17. Monolog Sorangan

146 35 12
                                    

Malam ini
Kembali sadari aku sendiri
Gelap ini
Kembali sadari engkau telah pergi
-Slank

◀❇❇✳❇❇▶

Jika seseorang menanyakan soal apa yang dilaluinya selama koma kemarin, Krisan akan menjawabnya dengan rentetan kata yang ambigu. Karena dia sendiri pun tidak tahu pasti apa saja yang sudah ia alami tujuh hari belakangan. Beberapa kali terpintas di benaknya sebuah tragedi tak terpecahkan yang menimbulkan banyak isak tangis, melibatkan dua laki-laki yang saling berhubungan dekat dengan Krisan.

Yang Krisan tahu pasti, keadaannya sempat benar-benar kritis. Bahkan nyaris mati. Hampir dua belas jam tubuhnya hanya mengandalkan alat-alat rumah sakit, dan Jihan juga mengaku kalau ia sempat pasrah dengan takdir Tuhan. Tapi sebuah keajaiban datang di jam berikutnya lantaran kondisi Krisan jadi sedikit lebih baik dibanding saat koma.

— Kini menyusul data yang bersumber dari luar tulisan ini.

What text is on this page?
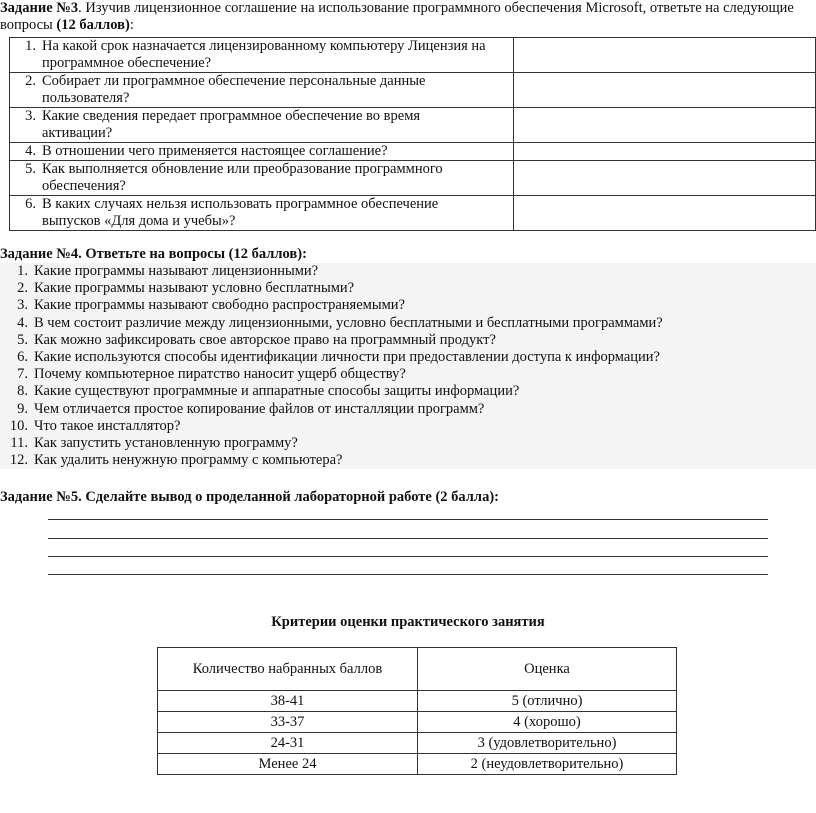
Задание №3. Изучив лицензионное соглашение на использование программного обеспечения Microsoft, ответьте на следующие
вопросы (12 баллов):
1. На какой срок назначается лицензированному компьютеру Лицензия на
программное обеспечение?	

2. Собирает ли программное обеспечение персональные данные
пользователя?	

3. Какие сведения передает программное обеспечение во время
активации?	

4. В отношении чего применяется настоящее соглашение?	

5. Как выполняется обновление или преобразование программного
обеспечения?	

6. В каких случаях нельзя использовать программное обеспечение
выпусков «Для дома и учебы»?	

Задание №4. Ответьте на вопросы (12 баллов):
1. Какие программы называют лицензионными?
2. Какие программы называют условно бесплатными?
3. Какие программы называют свободно распространяемыми?
4. В чем состоит различие между лицензионными, условно бесплатными и бесплатными программами?
5. Как можно зафиксировать свое авторское право на программный продукт?
6. Какие используются способы идентификации личности при предоставлении доступа к информации?
7. Почему компьютерное пиратство наносит ущерб обществу?
8. Какие существуют программные и аппаратные способы защиты информации?
9. Чем отличается простое копирование файлов от инсталляции программ?
10. Что такое инсталлятор?
11. Как запустить установленную программу?
12. Как удалить ненужную программу с компьютера?
Задание №5. Сделайте вывод о проделанной лабораторной работе (2 балла):
Критерии оценки практического занятия
Количество набранных баллов	Оценка
38-41	5 (отлично)
33-37	4 (хорошо)
24-31	3 (удовлетворительно)
Менее 24	2 (неудовлетворительно)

Lima jam berikutnya, Krisan dipindah ke ruang rawat inap.

Sekarang, awan sudah mau gelap diganti rembulan. Di ruangan Krisan ada Jihan yang sedang mengerjakan PR, salah satu peristiwa besar bagi Krisan dan Mama karena anak itu mendadak rajin.

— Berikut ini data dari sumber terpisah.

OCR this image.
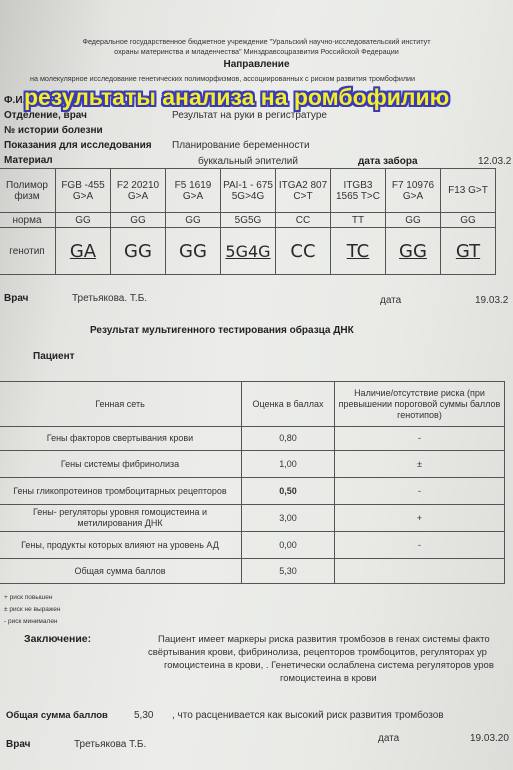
Федеральное государственное бюджетное учреждение "Уральский научно-исследовательский институт
охраны материнства и младенчества" Минздравсоцразвития Российской Федерации
Направление
на молекулярное исследование генетических полиморфизмов, ассоциированных с риском развития тромбофилии
Ф.И.
результаты анализа на ромбофилию
Отделение, врач	Результат на руки в регистратуре
№ истории болезни
Показания для исследования Планирование беременности
Материал	буккальный эпителий	дата забора	12.03.2
Полимор физм	FGB -455 G>A	F2 20210 G>A	F5 1619 G>A	PAI-1 - 675 5G>4G	ITGA2 807 C>T	ITGB3 1565 T>C	F7 10976 G>A	F13 G>T
норма	GG	GG	GG	5G5G	CC	TT	GG	GG
генотип	GA	GG	GG	5G4G	CC	TC	GG	GT
Врач	Третьякова. Т.Б.	дата	19.03.2
Результат мультигенного тестирования образца ДНК
Пациент
Генная сеть	Оценка в баллах	Наличие/отсутствие риска (при превышении пороговой суммы баллов генотипов)
Гены факторов свертывания крови	0,80	-
Гены системы фибринолиза	1,00	±
Гены гликопротеинов тромбоцитарных рецепторов	0,50	-
Гены- регуляторы уровня гомоцистеина и метилирования ДНК	3,00	+
Гены, продукты которых влияют на уровень АД	0,00	-
Общая сумма баллов	5,30	
+ риск повышен
± риск не выражен
- риск минимален
Заключение:	Пациент имеет маркеры риска развития тромбозов в генах системы факто
свёртывания крови, фибринолиза, рецепторов тромбоцитов, регуляторах ур
гомоцистеина в крови, . Генетически ослаблена система регуляторов уров
гомоцистеина в крови
Общая сумма баллов	5,30 , что расценивается как высокий риск развития тромбозов
Врач	Третьякова Т.Б.
дата	19.03.20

Suatu senyawa terdiri dari 60% karbon, 5% hidrogen, dan sisanya nitrogen. Mr senyawa itu adalah 80 gram mol-1 (Ar C = 12, H = 1, dan N = 14). Tentukanlah rumus empiris dan molekul senyawa tersebut.

Jihan mengacak-acak rambutnya frustrasi saat lagi-lagi dihadapi dengan rumus empiris dan buntutnya. Beberapa kata istilah yang ada di soal terasa asing bagi Jihan. Anak itu mendesah malas, memicu lirikan heran Mama sebab sejak tadi Jihan lebih banyak mengeluh daripada mengerjakan soal.

"Makanya kalau guru lagi menjelaskan diperhatiin! Bandel sih," cibir Mama. Kendati, ia tetap mengintip beberapa soal yang ada di buku Jihan.

"Mama bisa?" tanya Jihan

"Nggak, soalnya Mama dulu IPS."

Kalau bukan ibu, ingin sekali Jihan menjoroki wanita ini terjun ke parkiran dari lubang jendela. Jihan menjatuhkan wajahnya ke meja, "Capek di IPA, mending ke bahasa."

Untuk Jihan, kimia itu lebih sulit dibandingkan fisika. Kalau ulangan fisika Jihan biasa dapat enam puluh, bisa diperkirakan nilai kimia itu kurang dari setengahnya nilai enam puluh. Bahkan nol. Itu juga tidak dikerjakan dengan jujur, Jihan lebih pintar untuk menyiapkan contekan ulangan dibanding belajar.

Sesaat, pikiran Jihan melayang-layang memikirkan masa depannya. Dimana tanpa bekerja keras, Jihan sudah bisa mandi uang hanya dengan sekali bersabda. Dikelilingi wanita-wanita cantik dan berpendidikan, memakai pakaian mahal yang akan dianggurkan setelah digunakan, juga bergabung ke frekuensi orang-orang crazy rich yang hobi berfoya-foya.

Itu namanya surga dunia. Semuanya bisa didapatkan secara instan. Tak perlu mandi keringat dan air mata, seseorang bisa sukses tanpa melakukan jerih payah. Kebanyakan manusia memang lebih banyak berkhayal daripada berusaha. Lagi-lagi, Jihan terperosok jatuh dalam imajinasinya.

"Kalau kamu gak belajar Mama rontokin mesinnya Julaiha."

Tahu-tahu Mama menyeletuk, menghancurkan halusinasi Jihan yang nyaris saja membawanya ke bunga tidur saking menikmatinya. Akhirnya Jihan menegakan tubuh lagi, "Ma, pelihara babi ngepet aja yuk."

"Kamu yang jadi babi, Mama yang jaga lilin," balas Mama

"Okey, tapi beneran ya?"

"Iya." Mama mengangguk ringan. Wanita itu meraih buah anggur yang ada di meja kemudian dimakan, "Nanti Mama tiup lilinnya."

"Dih? Ketauan atuh! Gak becus nih emak-emak jaga lilin doang!"

Ketika Mama mau menjawab, pintu lebih dulu dibuka lebar. Semua atensi seketika tertuju kearah pintu, Jeffrey dengan penampilan lusuh datang dengan raut mata yang tidak bisa dijelaskan.